Wolde Mariam, 2014). D’un point de vue glottopolitique34, on peut supposer que ce n’est pas la diversité des langues mais la diversité des usagers (leurs langues, leurs références culturelles, leurs savoirs linguistiques, leur pouvoir d’achat) qui génère un type de multilinguisme plutôt qu’un autre. Or ces pratiques sont d’autant plus difficiles à appréhender qu’elles sont instables, contingentes : en 2017, dans ce quartier, l’hégémonie de l’anglais se faisait davantage sentir dans les écrits publics dédiés au commerce.

La notion de « langue », tout comme celle de « pratiques », ne recouvrent que très partiellement les catégorisations mobilisées par les acteurs, les désignations peuvent être utilisées pour renforcer un pouvoir, c’est aussi le cas des pratiques qui mobilisent ou ignorent les catégorisations des langues. La rapidité extrême avec laquelle les pratiques plurilingues évoluent révèle des flux, des dynamiques articulant les différents niveaux de pratiques, ce que les enquêtes quantitatives sont peu propices à faire surgir. Elles peuvent même faire penser qu’elles sont inexistantes.
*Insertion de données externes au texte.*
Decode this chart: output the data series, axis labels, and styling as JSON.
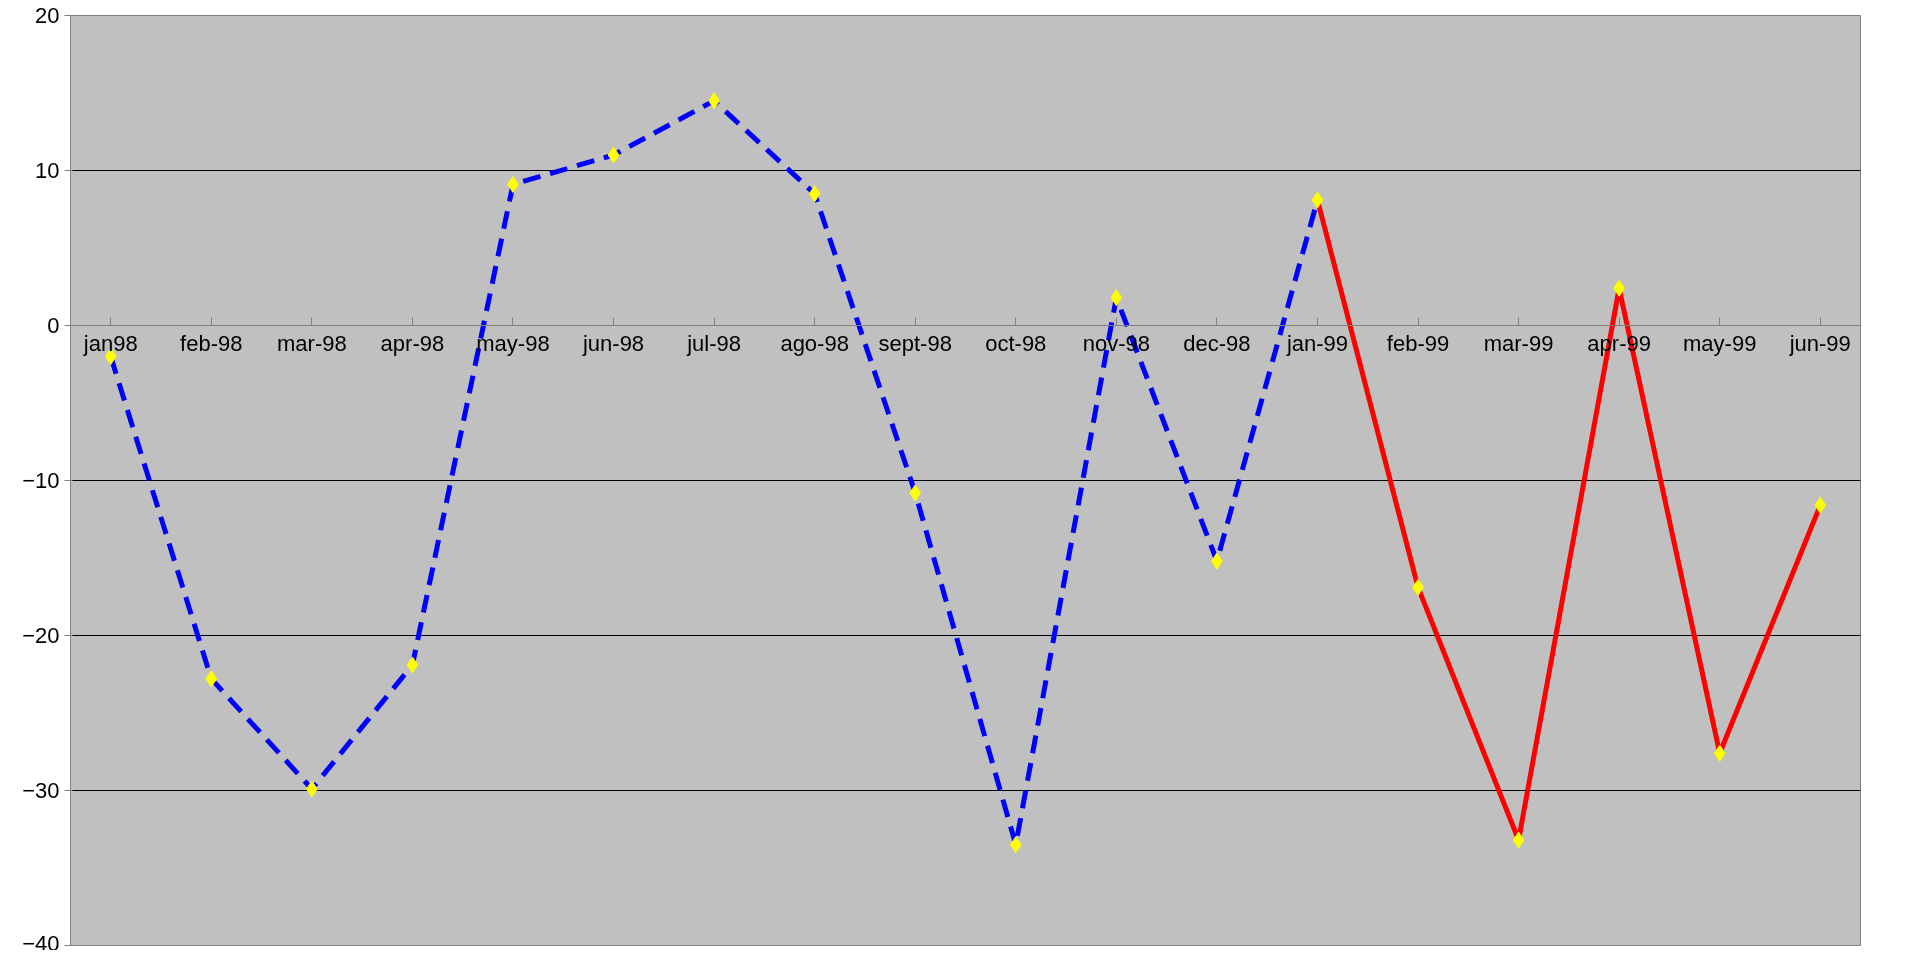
{
  "chart_data": {
    "type": "line",
    "categories": [
      "jan98",
      "feb-98",
      "mar-98",
      "apr-98",
      "may-98",
      "jun-98",
      "jul-98",
      "ago-98",
      "sept-98",
      "oct-98",
      "nov-98",
      "dec-98",
      "jan-99",
      "feb-99",
      "mar-99",
      "apr-99",
      "may-99",
      "jun-99"
    ],
    "series": [
      {
        "color": "#0000ff",
        "line_style": "dashed",
        "values": [
          -2.0,
          -22.8,
          -29.9,
          -21.9,
          9.1,
          11.0,
          14.5,
          8.5,
          -10.8,
          -33.5,
          1.8,
          -15.2,
          8.1,
          null,
          null,
          null,
          null,
          null
        ]
      },
      {
        "color": "#ff0000",
        "line_style": "solid",
        "values": [
          null,
          null,
          null,
          null,
          null,
          null,
          null,
          null,
          null,
          null,
          null,
          null,
          8.1,
          -16.9,
          -33.2,
          2.4,
          -27.6,
          -11.6
        ]
      },
      {
        "type": "scatter",
        "color": "#ffff00",
        "marker": "diamond",
        "values": [
          -2.0,
          -22.8,
          -29.9,
          -21.9,
          9.1,
          11.0,
          14.5,
          8.5,
          -10.8,
          -33.5,
          1.8,
          -15.2,
          8.1,
          -16.9,
          -33.2,
          2.4,
          -27.6,
          -11.6
        ]
      }
    ],
    "ylim": [
      -40,
      20
    ],
    "yticks": [
      -40,
      -30,
      -20,
      -10,
      0,
      10,
      20
    ],
    "grid": "y"
  }
}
Le parcours scientifique n’est pas linéaire : j’ai appréhendé ces questions sur le mode ethnographique de façon intuitive dans ma toute première recherche qui a porté sur les discours de cheminots éthiopiens francophones [2], puis de façon plus construite bien après avoir quitté l’Éthiopie, à travers les discours et pratiques langagières de couples mixtes franco-éthiopiens [12* ; 20 ; 24*].